How I will treat my next patient

New tools could help predict complication risks in lung and breast cancer


In this edition of “How I Will Treat My Next Patient,” I highlight the potential role of new models for predicting risks of common, clinically important situations in general oncology practice: severe neutropenia in lung cancer patients and locoregional recurrence of breast cancer.

Predicting neutropenia

Dr. Alan P. Lyss has been a community-based medical oncologist and clinical researcher for more than 35 years, practicing in St. Louis.

Dr. Alan P. Lyss

Accurate, lung cancer–specific prediction models would be useful to estimate risk of chemotherapy-induced neutropenia (CIN), especially febrile neutropenia (FN), since that particular toxicity is linked to infection, dose delays and dose reductions that can compromise treatment efficacy, and poor health-related quality of life. Lung cancer patients are often older adults, with advanced disease and comorbid conditions, so they are a particularly vulnerable population for CIN.

Xiaowen Cao of Duke University, Durham, N.C., and coinvestigators published a model for predicting risk of severe CIN in advanced lung cancer patients, based on 10 pretreatment variables (Lung Cancer. 2020 Jan 5. doi: 10.1016/j.lungcan.2020.01.004). They developed their model to overcome limitations of the previously published work of Gary H. Lyman, MD, and colleagues that is not specific to lung cancer and incorporated relative dose intensity as a predictor (Cancer. 2011;117:1917-27). Relative dose intensity is not determined until after a treatment course is completed.

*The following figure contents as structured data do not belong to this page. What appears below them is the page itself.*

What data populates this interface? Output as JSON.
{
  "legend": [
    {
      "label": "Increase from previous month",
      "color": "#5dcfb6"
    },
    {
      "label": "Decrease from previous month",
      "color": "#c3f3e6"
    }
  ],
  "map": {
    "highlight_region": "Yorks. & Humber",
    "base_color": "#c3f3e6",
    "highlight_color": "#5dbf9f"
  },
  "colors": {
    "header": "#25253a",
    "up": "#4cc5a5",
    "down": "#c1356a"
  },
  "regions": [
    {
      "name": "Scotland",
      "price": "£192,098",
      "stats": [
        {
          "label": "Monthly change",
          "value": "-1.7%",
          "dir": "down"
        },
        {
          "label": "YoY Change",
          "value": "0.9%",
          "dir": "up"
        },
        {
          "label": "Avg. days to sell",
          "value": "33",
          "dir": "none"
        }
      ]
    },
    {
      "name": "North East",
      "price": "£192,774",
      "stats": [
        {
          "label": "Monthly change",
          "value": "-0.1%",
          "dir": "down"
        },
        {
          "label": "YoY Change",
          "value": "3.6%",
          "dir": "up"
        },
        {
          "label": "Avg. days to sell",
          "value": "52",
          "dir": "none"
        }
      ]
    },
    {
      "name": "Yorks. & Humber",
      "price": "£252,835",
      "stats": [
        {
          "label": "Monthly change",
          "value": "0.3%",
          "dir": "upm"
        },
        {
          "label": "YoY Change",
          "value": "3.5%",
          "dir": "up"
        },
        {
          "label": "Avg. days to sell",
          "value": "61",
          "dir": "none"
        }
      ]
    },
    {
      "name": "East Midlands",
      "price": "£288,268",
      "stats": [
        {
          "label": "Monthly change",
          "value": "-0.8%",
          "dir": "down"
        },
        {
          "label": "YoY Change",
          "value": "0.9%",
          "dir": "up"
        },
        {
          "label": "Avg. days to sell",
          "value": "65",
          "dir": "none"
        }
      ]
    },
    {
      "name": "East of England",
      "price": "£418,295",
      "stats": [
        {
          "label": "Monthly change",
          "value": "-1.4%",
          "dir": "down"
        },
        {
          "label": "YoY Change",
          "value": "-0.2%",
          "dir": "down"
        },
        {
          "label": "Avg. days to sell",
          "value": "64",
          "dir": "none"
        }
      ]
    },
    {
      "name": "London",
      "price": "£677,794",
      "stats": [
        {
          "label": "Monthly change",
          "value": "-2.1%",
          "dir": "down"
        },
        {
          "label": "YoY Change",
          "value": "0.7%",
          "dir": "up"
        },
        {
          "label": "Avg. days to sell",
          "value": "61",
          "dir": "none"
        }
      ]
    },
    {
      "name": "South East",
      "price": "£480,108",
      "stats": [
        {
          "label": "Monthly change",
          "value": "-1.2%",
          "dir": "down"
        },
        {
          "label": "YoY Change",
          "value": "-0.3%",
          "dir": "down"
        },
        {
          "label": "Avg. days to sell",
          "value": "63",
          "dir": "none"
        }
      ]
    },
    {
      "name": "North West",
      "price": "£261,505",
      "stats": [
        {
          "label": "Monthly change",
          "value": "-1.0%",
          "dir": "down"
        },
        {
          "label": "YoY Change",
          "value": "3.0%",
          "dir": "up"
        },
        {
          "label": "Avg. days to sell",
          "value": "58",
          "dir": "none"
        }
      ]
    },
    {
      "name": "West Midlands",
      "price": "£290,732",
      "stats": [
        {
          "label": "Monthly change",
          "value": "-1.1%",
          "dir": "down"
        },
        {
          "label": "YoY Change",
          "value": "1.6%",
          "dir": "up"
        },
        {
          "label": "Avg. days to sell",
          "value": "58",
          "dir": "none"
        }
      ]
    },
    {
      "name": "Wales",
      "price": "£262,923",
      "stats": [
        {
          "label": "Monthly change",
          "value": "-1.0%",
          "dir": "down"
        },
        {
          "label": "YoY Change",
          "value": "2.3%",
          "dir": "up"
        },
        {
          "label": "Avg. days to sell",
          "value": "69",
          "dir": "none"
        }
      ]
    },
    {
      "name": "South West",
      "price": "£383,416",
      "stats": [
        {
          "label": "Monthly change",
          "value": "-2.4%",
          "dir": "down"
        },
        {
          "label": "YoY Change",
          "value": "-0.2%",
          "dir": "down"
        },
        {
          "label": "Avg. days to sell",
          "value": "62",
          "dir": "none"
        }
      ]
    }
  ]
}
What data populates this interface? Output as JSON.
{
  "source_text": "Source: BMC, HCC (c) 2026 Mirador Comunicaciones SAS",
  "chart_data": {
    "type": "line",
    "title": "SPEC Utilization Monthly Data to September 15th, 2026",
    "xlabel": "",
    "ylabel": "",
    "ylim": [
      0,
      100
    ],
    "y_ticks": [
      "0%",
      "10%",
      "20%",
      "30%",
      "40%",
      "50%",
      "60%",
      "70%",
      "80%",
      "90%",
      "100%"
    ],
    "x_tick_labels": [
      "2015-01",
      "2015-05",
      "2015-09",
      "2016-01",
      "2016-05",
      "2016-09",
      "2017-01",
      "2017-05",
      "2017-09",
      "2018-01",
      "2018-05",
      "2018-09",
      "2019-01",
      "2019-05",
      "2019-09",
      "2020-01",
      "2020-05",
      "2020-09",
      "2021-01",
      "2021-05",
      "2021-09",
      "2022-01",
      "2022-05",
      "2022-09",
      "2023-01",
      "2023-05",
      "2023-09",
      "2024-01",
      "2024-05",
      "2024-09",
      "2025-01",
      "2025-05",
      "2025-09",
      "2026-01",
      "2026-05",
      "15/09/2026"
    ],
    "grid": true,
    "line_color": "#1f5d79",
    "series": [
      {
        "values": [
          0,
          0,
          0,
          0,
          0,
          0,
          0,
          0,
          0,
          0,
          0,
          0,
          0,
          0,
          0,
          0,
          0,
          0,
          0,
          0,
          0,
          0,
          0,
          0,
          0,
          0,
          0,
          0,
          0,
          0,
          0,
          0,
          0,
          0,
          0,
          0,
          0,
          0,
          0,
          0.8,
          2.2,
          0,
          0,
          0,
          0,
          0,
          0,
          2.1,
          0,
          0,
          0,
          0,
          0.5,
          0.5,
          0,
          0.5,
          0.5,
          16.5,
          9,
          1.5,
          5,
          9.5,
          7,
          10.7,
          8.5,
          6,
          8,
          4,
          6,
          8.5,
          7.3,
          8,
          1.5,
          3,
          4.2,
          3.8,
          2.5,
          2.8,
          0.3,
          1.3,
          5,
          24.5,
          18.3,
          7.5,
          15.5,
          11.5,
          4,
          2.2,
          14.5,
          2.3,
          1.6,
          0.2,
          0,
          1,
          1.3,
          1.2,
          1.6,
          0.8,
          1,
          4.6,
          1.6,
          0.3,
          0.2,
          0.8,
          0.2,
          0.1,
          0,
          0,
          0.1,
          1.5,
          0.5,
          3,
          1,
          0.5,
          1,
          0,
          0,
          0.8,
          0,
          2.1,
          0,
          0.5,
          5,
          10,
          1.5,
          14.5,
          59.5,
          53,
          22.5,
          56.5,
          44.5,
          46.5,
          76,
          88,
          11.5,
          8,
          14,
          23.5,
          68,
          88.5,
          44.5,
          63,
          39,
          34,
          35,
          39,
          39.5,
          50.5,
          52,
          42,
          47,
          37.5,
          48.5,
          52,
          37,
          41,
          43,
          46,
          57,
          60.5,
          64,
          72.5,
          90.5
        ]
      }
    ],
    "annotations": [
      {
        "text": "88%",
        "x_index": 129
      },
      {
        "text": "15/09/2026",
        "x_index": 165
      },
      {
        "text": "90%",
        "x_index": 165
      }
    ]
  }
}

The new prediction model was based on a lung cancer data set encompassing 11,352 patients from 67 phase 2-3 cooperative group studies conducted between 1991 and 2010. In this data set, the Lyman model had an area under the curve of 0.8772 in patients with small cell lung cancer, but an area under the curve of just 0.6787 in non–small cell lung cancer.

The derivation model was derived from about two-thirds of the patients, randomly selected. The validation set was conducted using the remaining third. The variables included were readily clinically available: age, gender, weight, body mass index, insurance status, disease stage, number of metastatic sites, chemotherapy agents used, number of chemotherapy agents, planned growth factor use, duration of planned therapy, pleural effusion, presence of symptoms, and performance status. Their model had an area under the curve of 0.8348 in the training set and 0.8234 in the testing set.

How these results influence practice

The risk of an initial episode of FN is highest during a patient’s initial cycle of chemotherapy, when most patients are receiving full-dose treatment, often without prophylactic measures. Guidelines from the National Comprehensive Cancer Network suggest the use of prophylactic growth factors in patients with more than a 20% risk of FN, and considering using prophylaxis in patients with 10%-20% risk of FN. Underestimating those risks and failure to take adequate precautions may be particularly important for patients with lung cancer who are generally older adults, with comorbid conditions.

The comprehensive risk model for neutropenic complications that was developed by Dr. Lyman and colleagues was based on a large, prospective cohort including nearly 3,800 patients. The model had a 90% sensitivity and 96% predictive value, but was not lung cancer specific and, in this latest study, did not perform as well in the 85% of lung cancer patients with non–small cell lung cancer. The Lyman data, however, was obtained in cancer patients treated with investigator-choice chemotherapy in community practices. It remains the National Comprehensive Cancer Network standard for evaluating FN risk in patients embarking on chemotherapy for advanced malignancies. That should remain the case, pending the additional validation testing of the new lung cancer–specific model at independent institutions, treating heterogeneous patients in real-world settings.